Gene regulation: RNA switches

Cell 113, 577–586 (2003)

Gene expression is commonly regulated by interactions between proteins and genes. Proteins can, for example, sense the levels of cellular metabolites and bind to the genes that regulate these levels, turning the production of the encoded enzymes on or off. But some metabolites can bind directly to messenger RNAs — the intermediate step between genes and enzymes. The RNA regions to which the metabolites bind are called riboswitches, and they too can control enzyme production.

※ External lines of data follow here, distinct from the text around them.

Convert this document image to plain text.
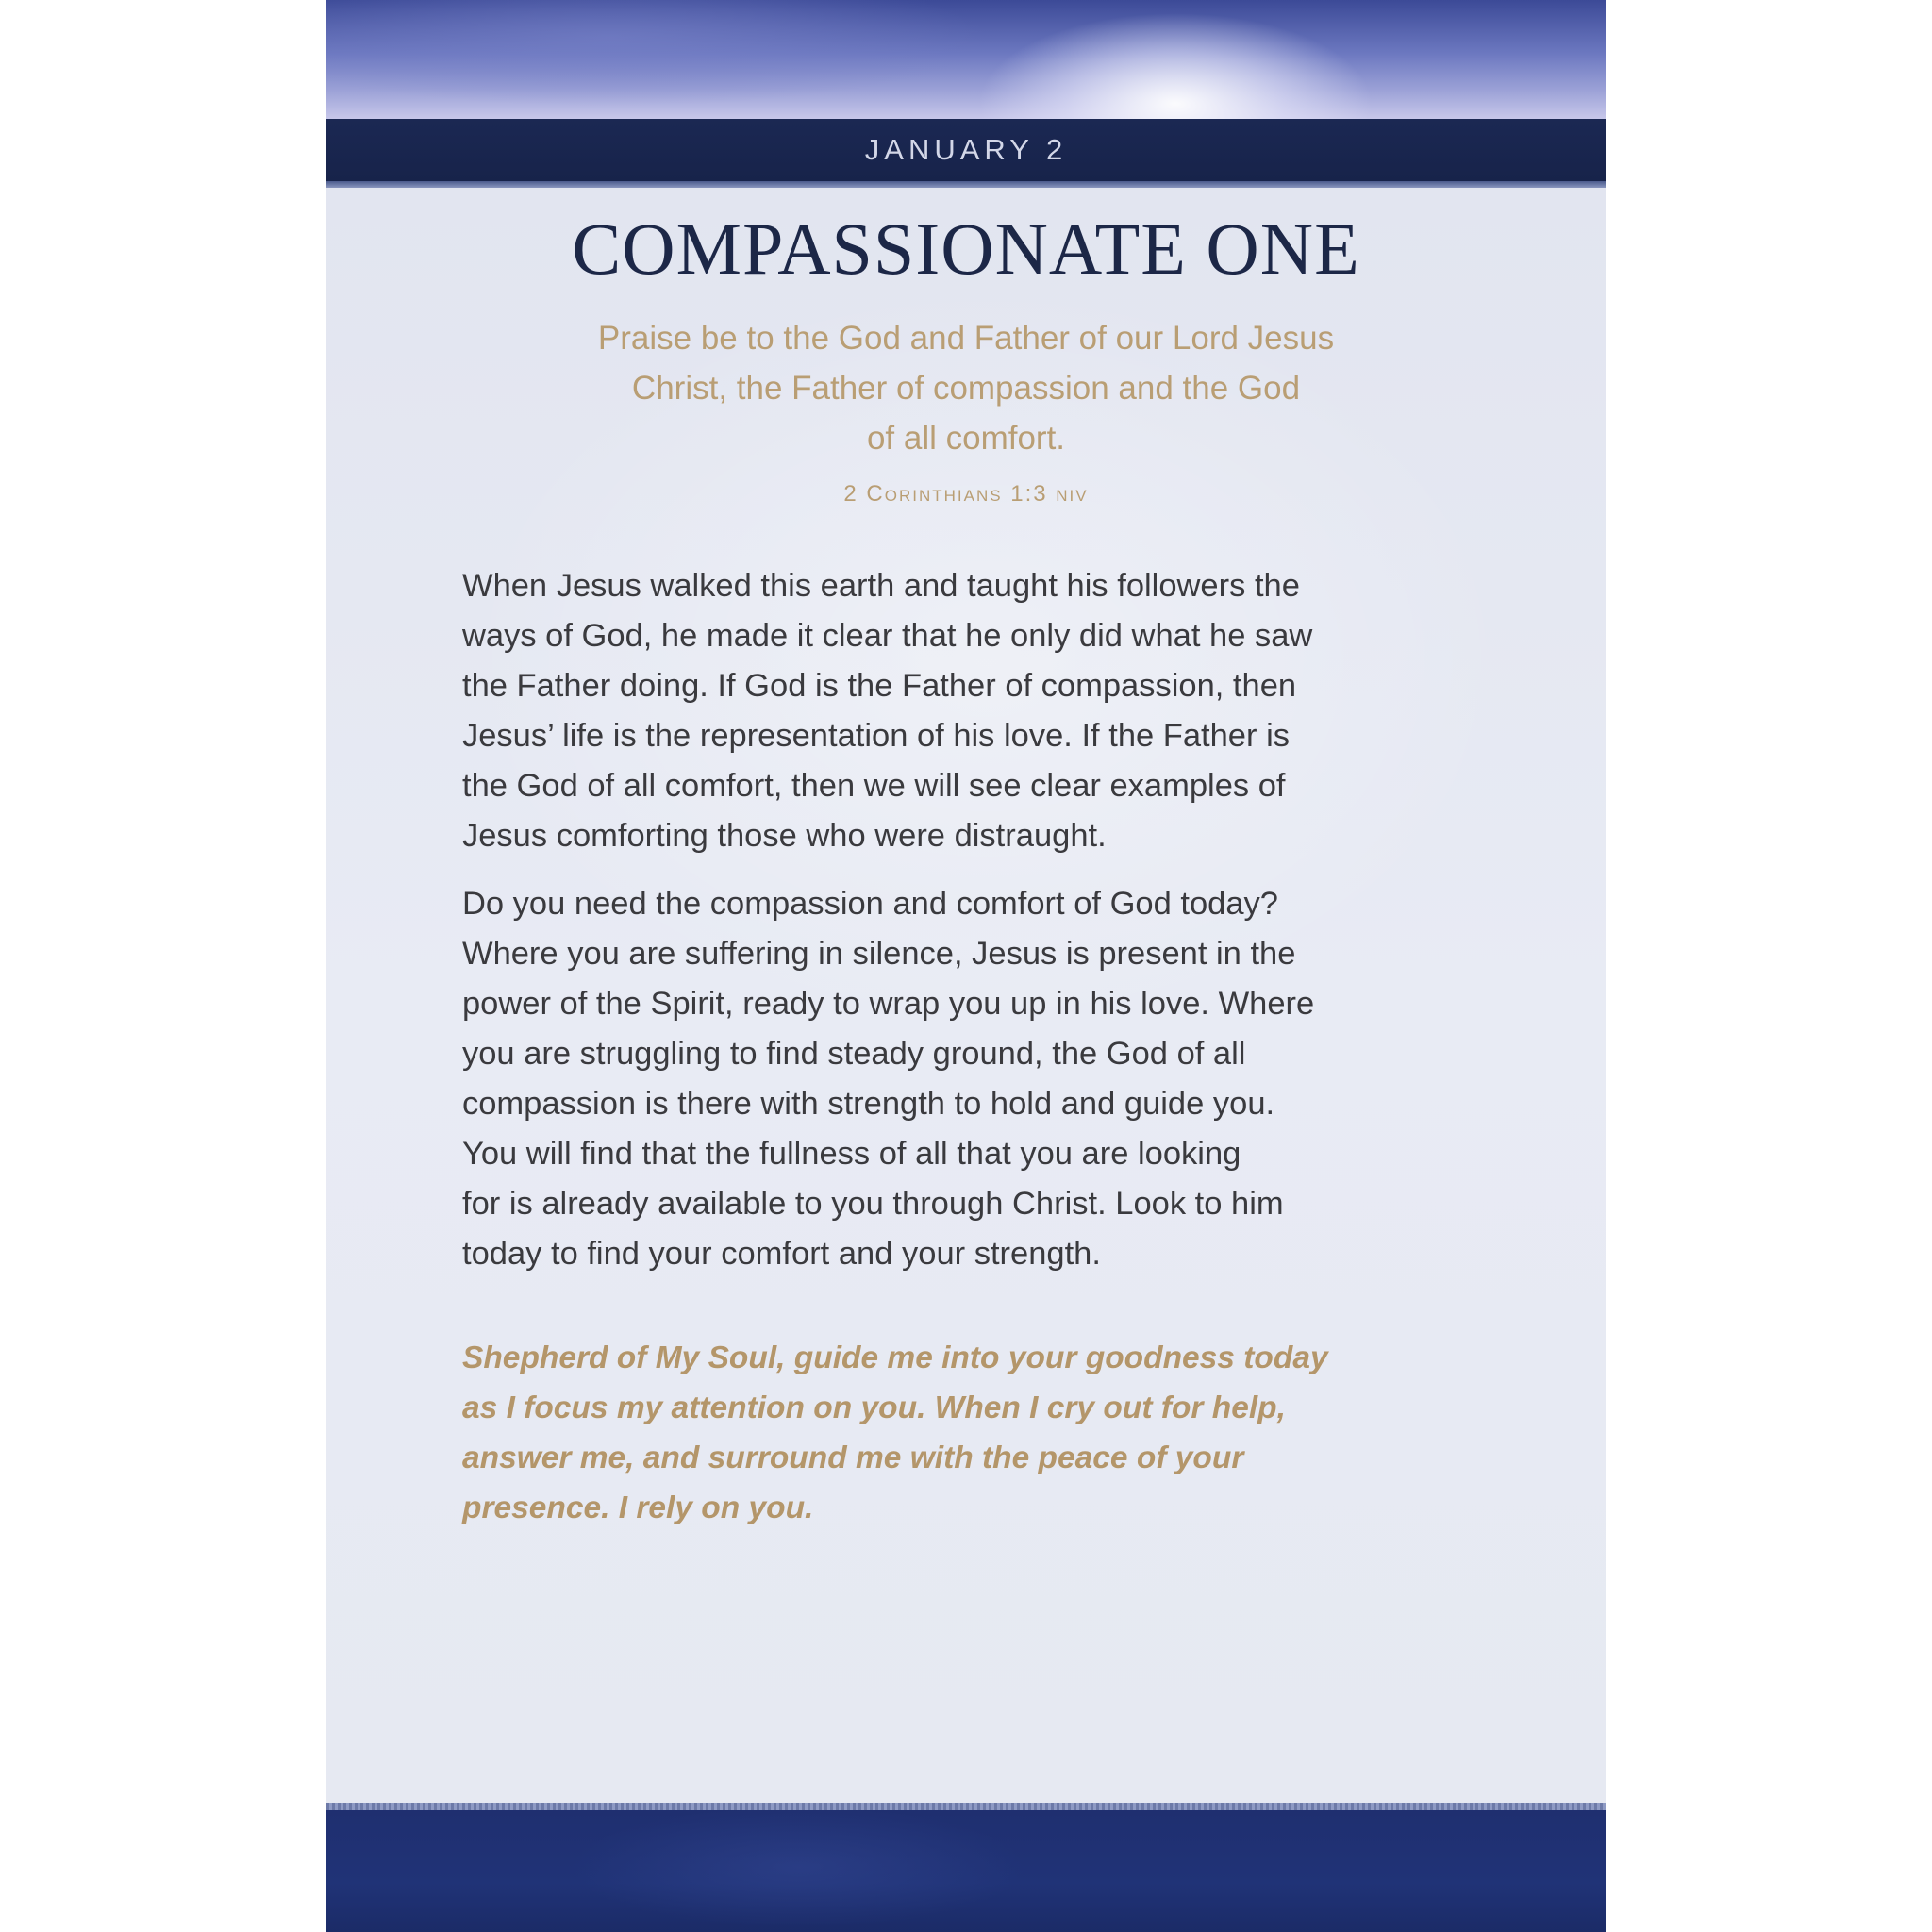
JANUARY 2
COMPASSIONATE ONE
Praise be to the God and Father of our Lord Jesus
Christ, the Father of compassion and the God
of all comfort.
2 Corinthians 1:3 niv
When Jesus walked this earth and taught his followers the
ways of God, he made it clear that he only did what he saw
the Father doing. If God is the Father of compassion, then
Jesus’ life is the representation of his love. If the Father is
the God of all comfort, then we will see clear examples of
Jesus comforting those who were distraught.
Do you need the compassion and comfort of God today?
Where you are suffering in silence, Jesus is present in the
power of the Spirit, ready to wrap you up in his love. Where
you are struggling to find steady ground, the God of all
compassion is there with strength to hold and guide you.
You will find that the fullness of all that you are looking
for is already available to you through Christ. Look to him
today to find your comfort and your strength.
Shepherd of My Soul, guide me into your goodness today
as I focus my attention on you. When I cry out for help,
answer me, and surround me with the peace of your
presence. I rely on you.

Maumita Mandal and colleagues have now identified a new class of bacterial riboswitches that selectively recognize guanine, a purine base found in DNA and RNA. This type of riboswitch is encoded in at least five locations in the bacterial genome. These regions represent 17 genes that are involved in purine synthesis and transport. This and other research suggests that riboswitches contribute to gene regulation in bacteria, and help to regulate metabolism in living systems.

Some believe that riboswitches are derivatives of an ancient genetic control system that monitored metabolic and environmental signals long before proteins evolved. Guanine itself may be a relic of this primordial RNA world. So the identification of guanine as a riboswitch trigger is consistent with the authors' theory that metabolite-sensing RNAs might have originated very early in evolution.

Helen R. Pilcher

Particle physics: Brief lives

Phys. Rev. Lett. 90, 203402 (2003)

The orthopositronium-lifetime puzzle is solved. So say R. S. Vallery and colleagues, who have measured how long this unstable particle survives, with unprecedented accuracy.

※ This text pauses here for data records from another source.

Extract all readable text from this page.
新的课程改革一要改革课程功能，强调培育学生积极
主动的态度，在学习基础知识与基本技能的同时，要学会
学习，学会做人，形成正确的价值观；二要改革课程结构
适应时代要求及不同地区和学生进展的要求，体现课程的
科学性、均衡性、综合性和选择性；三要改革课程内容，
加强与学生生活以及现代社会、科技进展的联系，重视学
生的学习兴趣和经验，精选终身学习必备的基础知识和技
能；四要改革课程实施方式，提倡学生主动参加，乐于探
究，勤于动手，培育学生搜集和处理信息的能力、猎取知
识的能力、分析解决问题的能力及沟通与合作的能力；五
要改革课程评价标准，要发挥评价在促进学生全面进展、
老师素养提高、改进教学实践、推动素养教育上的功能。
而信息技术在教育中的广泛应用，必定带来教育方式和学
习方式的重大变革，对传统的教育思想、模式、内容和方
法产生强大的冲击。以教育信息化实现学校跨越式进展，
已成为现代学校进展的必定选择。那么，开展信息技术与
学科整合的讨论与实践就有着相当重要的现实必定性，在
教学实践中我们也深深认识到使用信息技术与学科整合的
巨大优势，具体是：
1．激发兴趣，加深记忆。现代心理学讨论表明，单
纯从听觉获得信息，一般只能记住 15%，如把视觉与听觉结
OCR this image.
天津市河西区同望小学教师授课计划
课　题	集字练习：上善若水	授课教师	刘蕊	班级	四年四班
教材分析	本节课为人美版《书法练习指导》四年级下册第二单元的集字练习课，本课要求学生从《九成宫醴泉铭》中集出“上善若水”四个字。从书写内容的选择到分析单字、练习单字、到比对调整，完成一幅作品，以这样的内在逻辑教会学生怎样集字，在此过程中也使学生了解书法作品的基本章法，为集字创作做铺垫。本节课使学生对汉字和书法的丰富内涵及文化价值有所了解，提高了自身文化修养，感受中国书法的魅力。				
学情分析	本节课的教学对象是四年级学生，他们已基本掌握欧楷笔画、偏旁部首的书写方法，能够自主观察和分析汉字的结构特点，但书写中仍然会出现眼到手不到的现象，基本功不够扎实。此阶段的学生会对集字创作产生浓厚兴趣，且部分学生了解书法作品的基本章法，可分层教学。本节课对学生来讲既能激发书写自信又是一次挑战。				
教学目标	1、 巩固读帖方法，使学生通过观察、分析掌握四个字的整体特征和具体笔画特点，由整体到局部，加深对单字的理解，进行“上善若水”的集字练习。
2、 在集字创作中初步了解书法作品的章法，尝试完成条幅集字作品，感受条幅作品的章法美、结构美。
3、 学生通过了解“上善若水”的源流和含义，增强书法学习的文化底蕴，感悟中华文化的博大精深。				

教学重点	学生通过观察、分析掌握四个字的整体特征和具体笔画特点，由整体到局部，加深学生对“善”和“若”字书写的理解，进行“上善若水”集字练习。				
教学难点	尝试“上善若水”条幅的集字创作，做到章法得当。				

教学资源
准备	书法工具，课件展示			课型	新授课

Orthopositronium is made of an electron and an anti-electron, or 'positron', bound together in matching spin states. Matter and antimatter annihilate each other, and so after a brief period of time — mere nanoseconds — the electron and positron disappear in a puff of γ-rays.

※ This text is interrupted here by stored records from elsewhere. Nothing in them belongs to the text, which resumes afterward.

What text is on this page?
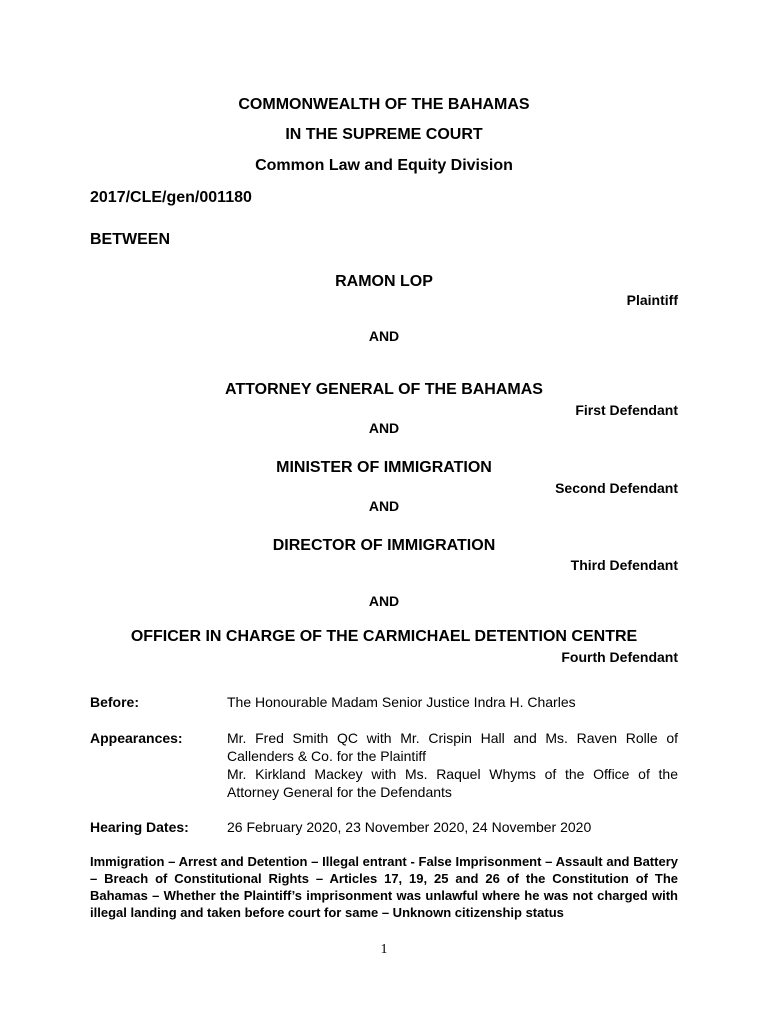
COMMONWEALTH OF THE BAHAMAS
IN THE SUPREME COURT
Common Law and Equity Division
2017/CLE/gen/001180
BETWEEN
RAMON LOP
Plaintiff
AND
ATTORNEY GENERAL OF THE BAHAMAS
First Defendant
AND
MINISTER OF IMMIGRATION
Second Defendant
AND
DIRECTOR OF IMMIGRATION
Third Defendant
AND
OFFICER IN CHARGE OF THE CARMICHAEL DETENTION CENTRE
Fourth Defendant
Before:	The Honourable Madam Senior Justice Indra H. Charles
Appearances:	Mr. Fred Smith QC with Mr. Crispin Hall and Ms. Raven Rolle of Callenders & Co. for the Plaintiff
Mr. Kirkland Mackey with Ms. Raquel Whyms of the Office of the Attorney General for the Defendants
Hearing Dates:	26 February 2020, 23 November 2020, 24 November 2020
Immigration – Arrest and Detention – Illegal entrant - False Imprisonment – Assault and Battery – Breach of Constitutional Rights – Articles 17, 19, 25 and 26 of the Constitution of The Bahamas – Whether the Plaintiff’s imprisonment was unlawful where he was not charged with illegal landing and taken before court for same – Unknown citizenship status
1
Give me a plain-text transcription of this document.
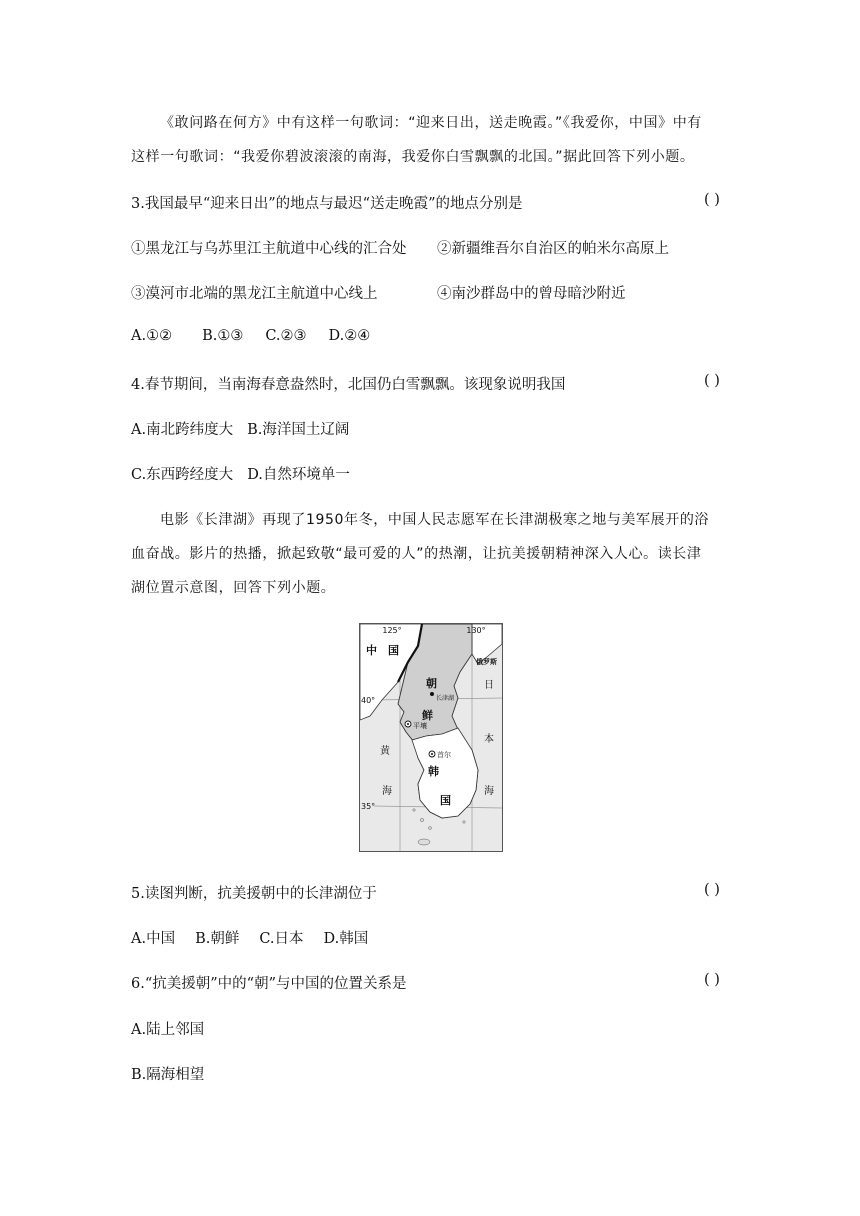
《敢问路在何方》中有这样一句歌词：“迎来日出，送走晚霞。”《我爱你，中国》中有
这样一句歌词：“我爱你碧波滚滚的南海，我爱你白雪飘飘的北国。”据此回答下列小题。
3.我国最早“迎来日出”的地点与最迟“送走晚霞”的地点分别是	( )
①黑龙江与乌苏里江主航道中心线的汇合处 ②新疆维吾尔自治区的帕米尔高原上
③漠河市北端的黑龙江主航道中心线上	④南沙群岛中的曾母暗沙附近
A.①② B.①③ C.②③ D.②④
4.春节期间，当南海春意盎然时，北国仍白雪飘飘。该现象说明我国	( )
A.南北跨纬度大 B.海洋国土辽阔
C.东西跨经度大 D.自然环境单一
电影《长津湖》再现了1950年冬，中国人民志愿军在长津湖极寒之地与美军展开的浴
血奋战。影片的热播，掀起致敬“最可爱的人”的热潮，让抗美援朝精神深入人心。读长津
湖位置示意图，回答下列小题。
125°	130°
40°
35°
中　国
俄罗斯
朝
长津湖
鲜
平壤
首尔
韩
国
黄
海
日
本
海
5.读图判断，抗美援朝中的长津湖位于	( )
A.中国 B.朝鲜 C.日本 D.韩国
6.“抗美援朝”中的“朝”与中国的位置关系是	( )
A.陆上邻国
B.隔海相望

How long orthopositronium lives is predicted by quantum electrodynamics (QED), but previous measurements of its lifetime differed from the theoretical value by at least 0.1%. That might not sound like much. But QED is the most thoroughly tested theory in physics, and agreement between theory and experiment to more than a dozen decimal places is typical. In this context, 0.1% is not good enough.

To create orthopositronium, Vallery et al. fired a beam of positrons into a special nanoporous silica film, held in a vacuum cavity to protect against environmental influences. Their lifetime measurement is within 0.018% of the predicted value, and with more data should soon bring it to within 0.010%.

Alison Wright

Parasitology: In the bag

Proc. Natl Acad. Sci. USA doi:10.1073/pnas.1131999100 (2003)

An insect parasite evades detection by cloaking itself in its host's skin. The host is fooled into thinking that the parasite is part of its own body, leaving the intruder to devour its meal in peace.

Jeyaraney Kathirithamby and colleagues have found this macabre camouflage in a group of insects called twisted-wing parasites, which belong to the order Strepsiptera. A strepsipteran larva punches a hole through its host's tough outer skeleton. Then it pushes into the tissue layer beneath, creating a pocket that closes behind it to form a bag, inside which the larva feeds and develops. The grub is at first less than 0.1 mm long, but it grows to fill its host's body. Females spend their entire lives here, pumping out new larvae. In mating, males fly around looking for the small part of a female's body that protrudes from her host's abdomen.

Cloaking themselves in host skin might be why the 596 species of Strepsiptera can infect a wide variety of hosts. For example, in one group, males target ants, but females develop inside grasshoppers. Most parasites are much more specialized.